È obbligo del destinatario dell’istanza di accesso ai dati personali riscontrare la richiesta, anche se la verifica ha esito negativo. In basse all’articolo 12 del regolamento europeo 679/2016 non è il richiedente a dover dimostrare che il destinatario abbia la qualità di titolare oppure di responsabile del trattamento dei dati personali di chi propone l’istanza.
Il principio è stato affermato dalla prima sezione civile della Cassazione con l’ordinanza 9313/23, del 4 aprile 2023 che ha accolto il ricorso proposto dall’interessato e caducata la sentenza del tribunale che aveva rigettato la domanda volta a far accertare l’inadempimento di una banca all’obbligo di riscontrare l’istanza di accesso ai dati personali.
Secondo i giudici di piazza Cavour ha errato il giudice del merito nel sostenere che il privato non avrebbe assolto l’onere di allegazione e prova costituito a suo carico, vale a dire la sussistenza del presupposto della responsabilità in capo alla banca.
E ciò anzitutto perché si tratterebbe di una probatio diabolica, non essendo chiaro, infatti, come il privato potrebbe dimostrare in giudizio la titolarità della banca e il relativo possesso dei dati personali che lo riguardavano.
Secondo la Suprema Corte si configura, dunque, un’illegittima inversione dell’onere della prova poiché spetta al destinatario dell’istanza d’accesso fornire sempre e comunque un riscontro all’interessato, anche in termini negativi.

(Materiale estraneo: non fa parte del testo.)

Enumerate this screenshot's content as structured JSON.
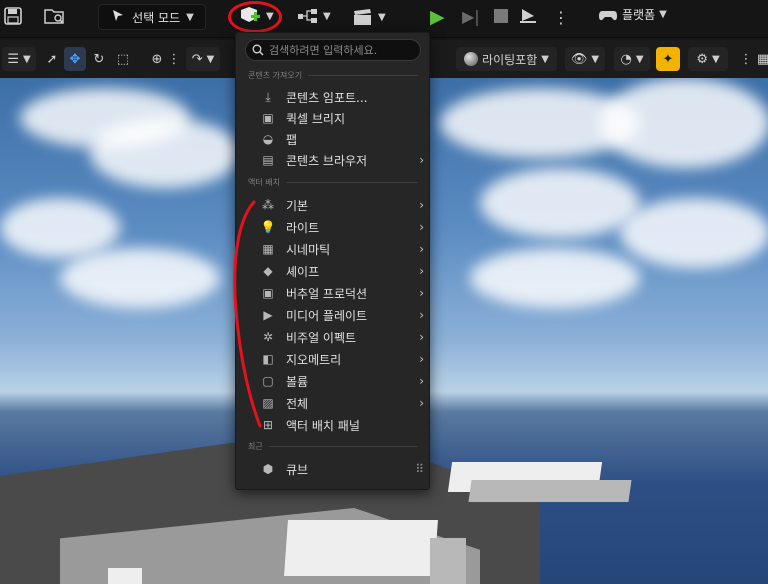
{
  "toolbar": {
    "mode_label": "선택 모드",
    "platform_label": "플랫폼"
  },
  "viewport_toolbar": {
    "lighting_label": "라이팅포함"
  },
  "menu": {
    "search_placeholder": "검색하려면 입력하세요.",
    "sections": {
      "content_import": "콘텐츠 가져오기",
      "actor_placement": "액터 배치",
      "recent": "최근"
    },
    "content_items": [
      {
        "label": "콘텐츠 임포트...",
        "icon": "import-icon",
        "has_submenu": false
      },
      {
        "label": "퀵셀 브리지",
        "icon": "quixel-bridge-icon",
        "has_submenu": false
      },
      {
        "label": "팹",
        "icon": "fab-icon",
        "has_submenu": false
      },
      {
        "label": "콘텐츠 브라우저",
        "icon": "content-browser-icon",
        "has_submenu": true
      }
    ],
    "actor_items": [
      {
        "label": "기본",
        "icon": "basic-icon",
        "has_submenu": true
      },
      {
        "label": "라이트",
        "icon": "light-icon",
        "has_submenu": true
      },
      {
        "label": "시네마틱",
        "icon": "cinematic-icon",
        "has_submenu": true
      },
      {
        "label": "셰이프",
        "icon": "shapes-icon",
        "has_submenu": true
      },
      {
        "label": "버추얼 프로덕션",
        "icon": "virtual-production-icon",
        "has_submenu": true
      },
      {
        "label": "미디어 플레이트",
        "icon": "media-plate-icon",
        "has_submenu": true
      },
      {
        "label": "비주얼 이펙트",
        "icon": "visual-effects-icon",
        "has_submenu": true
      },
      {
        "label": "지오메트리",
        "icon": "geometry-icon",
        "has_submenu": true
      },
      {
        "label": "볼륨",
        "icon": "volume-icon",
        "has_submenu": true
      },
      {
        "label": "전체",
        "icon": "all-classes-icon",
        "has_submenu": true
      },
      {
        "label": "액터 배치 패널",
        "icon": "place-actors-panel-icon",
        "has_submenu": false
      }
    ],
    "recent_items": [
      {
        "label": "큐브",
        "icon": "cube-icon"
      }
    ]
  },
  "annotation_color": "#e3121c",
  "accent_color": "#f2b400",
  "play_color": "#5fbf3a"
}
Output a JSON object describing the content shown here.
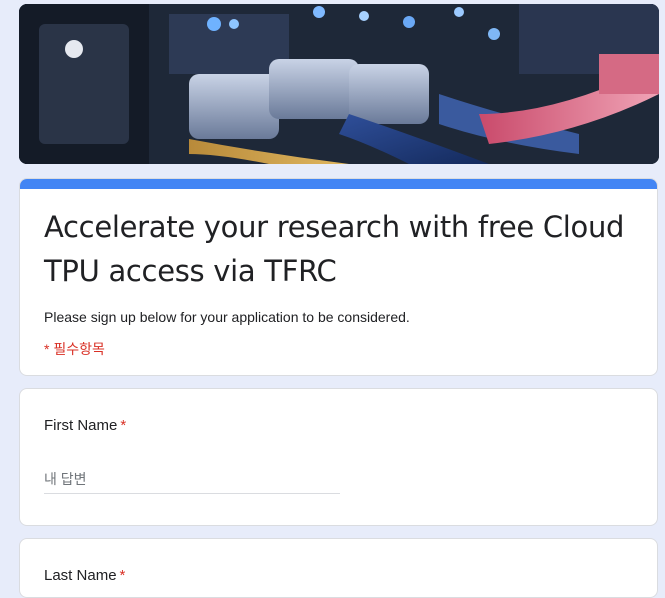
{
  "form": {
    "title": "Accelerate your research with free Cloud TPU access via TFRC",
    "description": "Please sign up below for your application to be considered.",
    "required_note": "* 필수항목"
  },
  "questions": [
    {
      "label": "First Name",
      "required_mark": "*",
      "placeholder": "내 답변"
    },
    {
      "label": "Last Name",
      "required_mark": "*"
    }
  ],
  "colors": {
    "accent": "#4285f4",
    "required": "#d93025",
    "background": "#e7ecfa"
  }
}
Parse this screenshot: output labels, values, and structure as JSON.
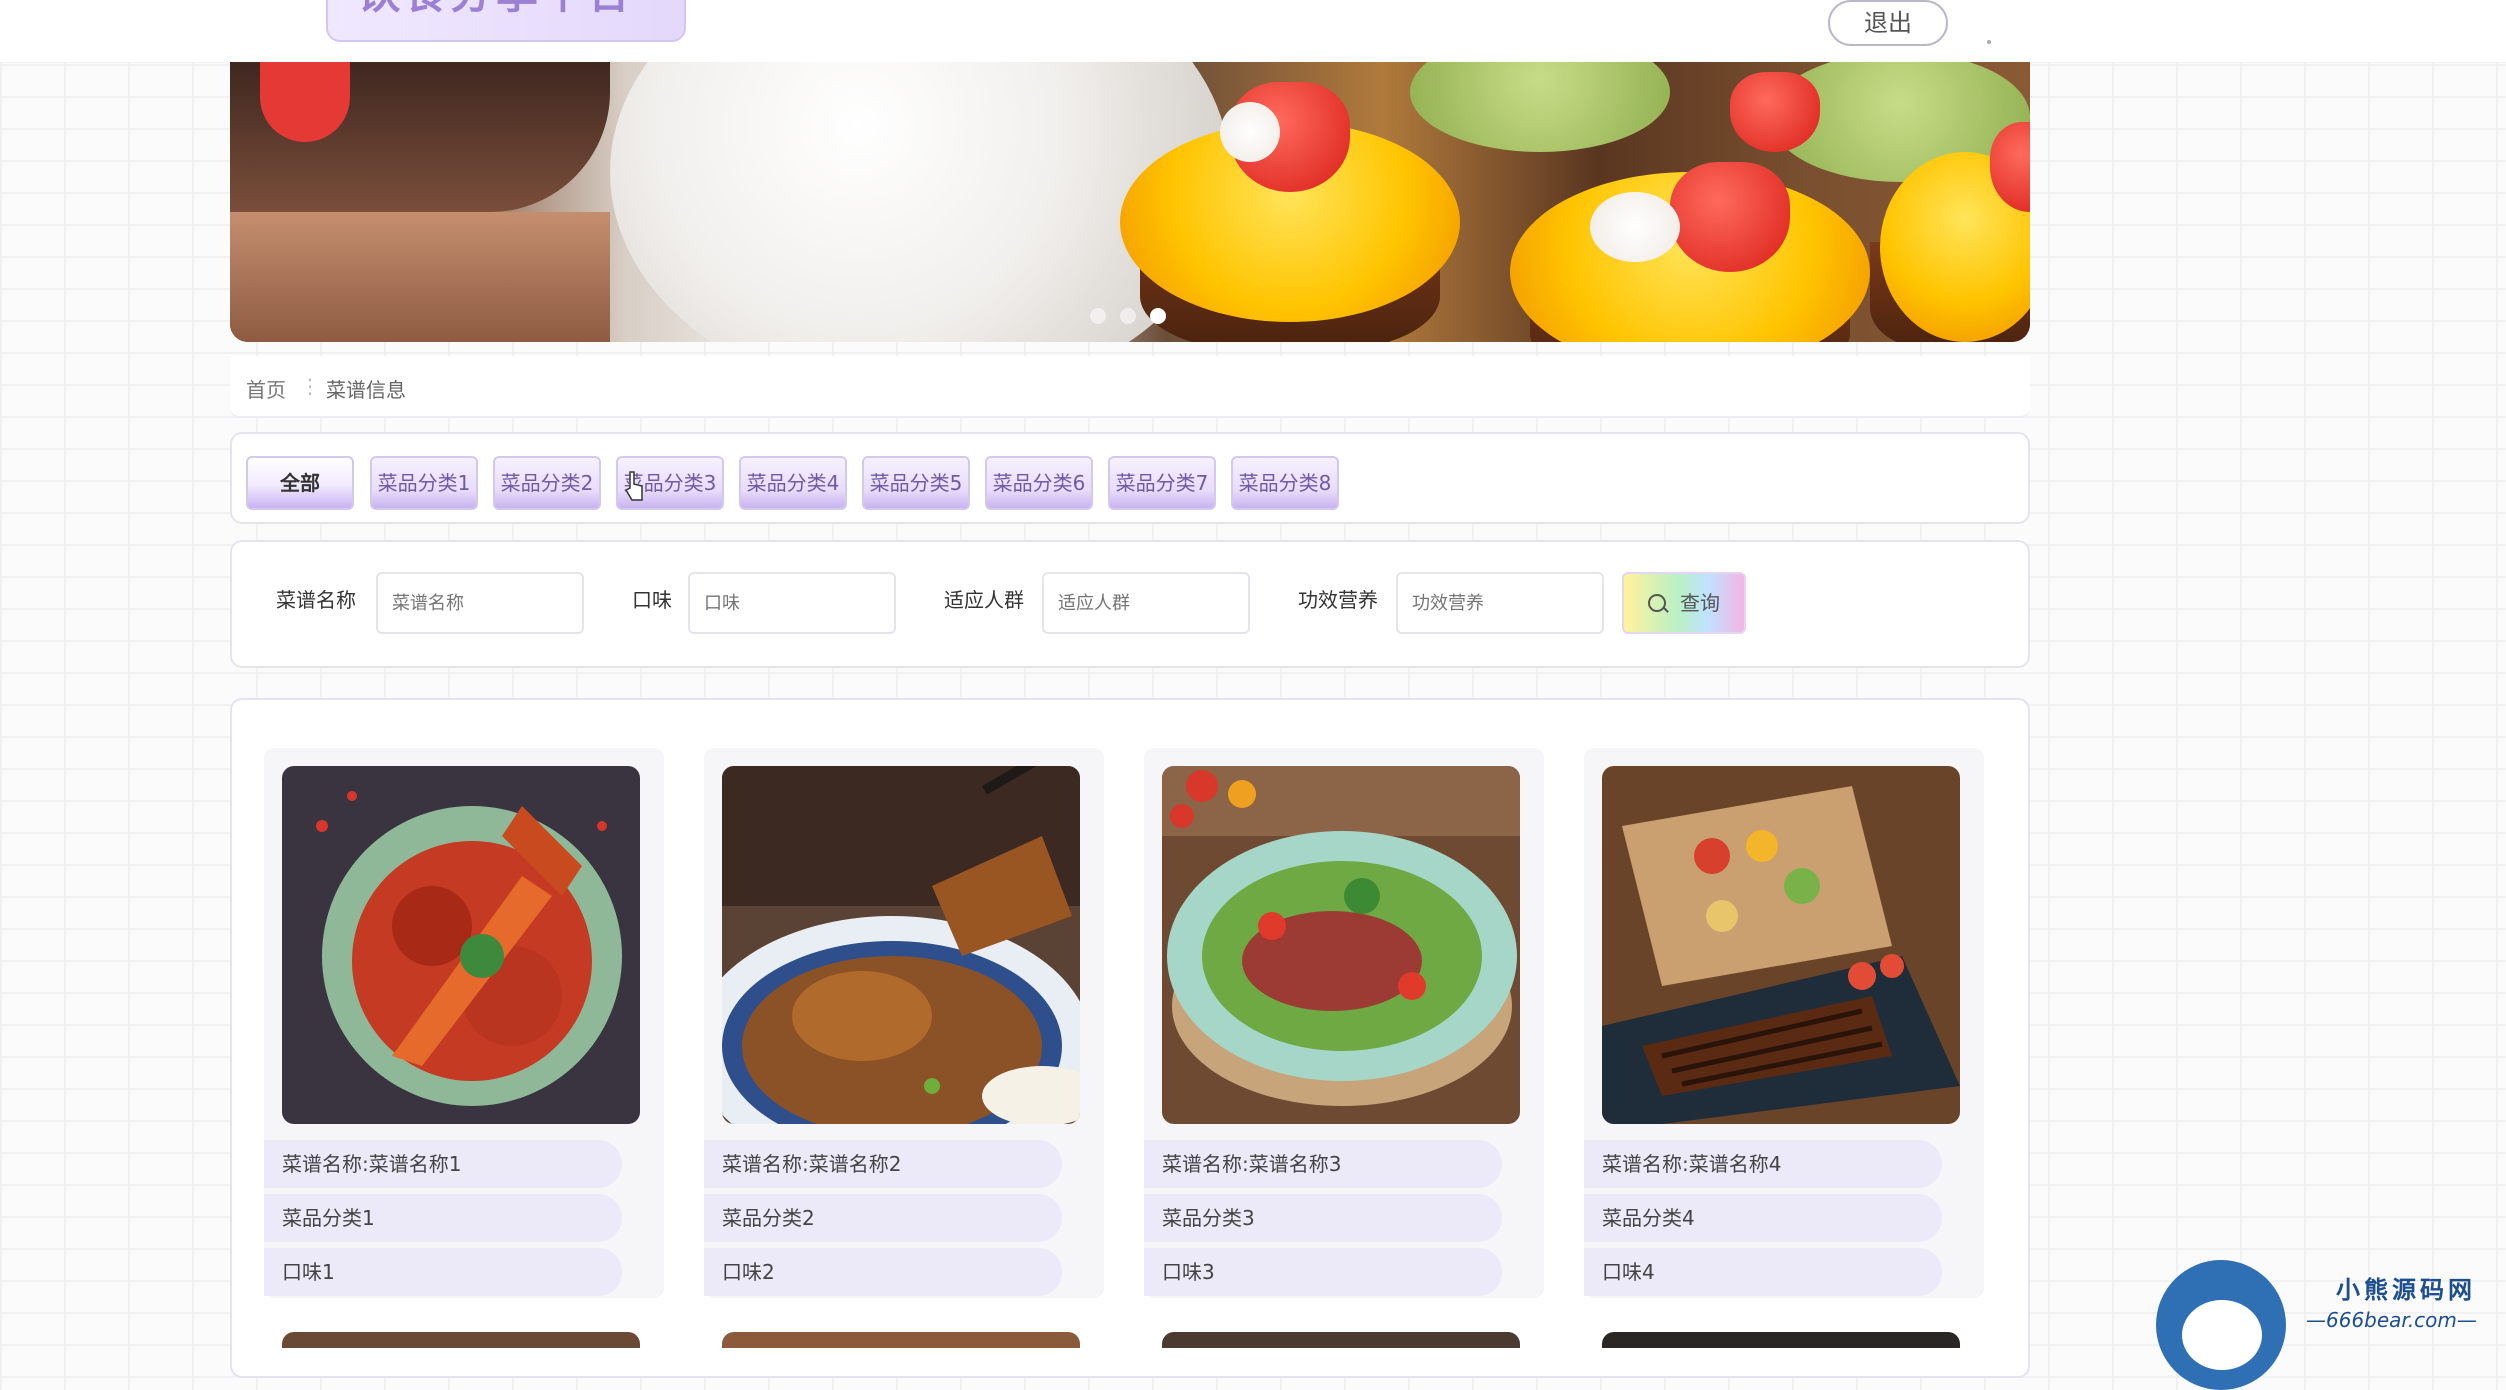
{
  "header": {
    "site_title": "饮食分享平台",
    "logout_label": "退出"
  },
  "banner": {
    "slide_count": 3,
    "active_slide": 3
  },
  "breadcrumb": {
    "home": "首页",
    "separator": "⋮",
    "current": "菜谱信息"
  },
  "categories": [
    {
      "label": "全部",
      "selected": true
    },
    {
      "label": "菜品分类1"
    },
    {
      "label": "菜品分类2"
    },
    {
      "label": "菜品分类3"
    },
    {
      "label": "菜品分类4"
    },
    {
      "label": "菜品分类5"
    },
    {
      "label": "菜品分类6"
    },
    {
      "label": "菜品分类7"
    },
    {
      "label": "菜品分类8"
    }
  ],
  "search": {
    "fields": [
      {
        "label": "菜谱名称",
        "placeholder": "菜谱名称",
        "value": ""
      },
      {
        "label": "口味",
        "placeholder": "口味",
        "value": ""
      },
      {
        "label": "适应人群",
        "placeholder": "适应人群",
        "value": ""
      },
      {
        "label": "功效营养",
        "placeholder": "功效营养",
        "value": ""
      }
    ],
    "button_label": "查询",
    "button_icon": "search-icon"
  },
  "recipes": [
    {
      "name": "菜谱名称:菜谱名称1",
      "category": "菜品分类1",
      "taste": "口味1",
      "image": "crayfish-dish"
    },
    {
      "name": "菜谱名称:菜谱名称2",
      "category": "菜品分类2",
      "taste": "口味2",
      "image": "braised-pork-rice"
    },
    {
      "name": "菜谱名称:菜谱名称3",
      "category": "菜品分类3",
      "taste": "口味3",
      "image": "beef-salad"
    },
    {
      "name": "菜谱名称:菜谱名称4",
      "category": "菜品分类4",
      "taste": "口味4",
      "image": "grilled-eel"
    }
  ],
  "watermark": {
    "title": "小熊源码网",
    "url": "—666bear.com—"
  },
  "colors": {
    "accent_purple": "#c8b3ef",
    "card_field_bg": "#ece9f8"
  }
}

Era dunque obbligatorio per la banca fornire un compiuto riscontro alla richiesta, se necessario chiedendo una proroga per effettuare eventuali verifiche poiché è il dato letterale della norma a stabilirlo in base all’articolo 12, quinto comma, Gdpr il quale dispone che «incombe al titolare del trattamento l’onere di dimostrare il carattere manifestamente infondato o eccessivo della richiesta».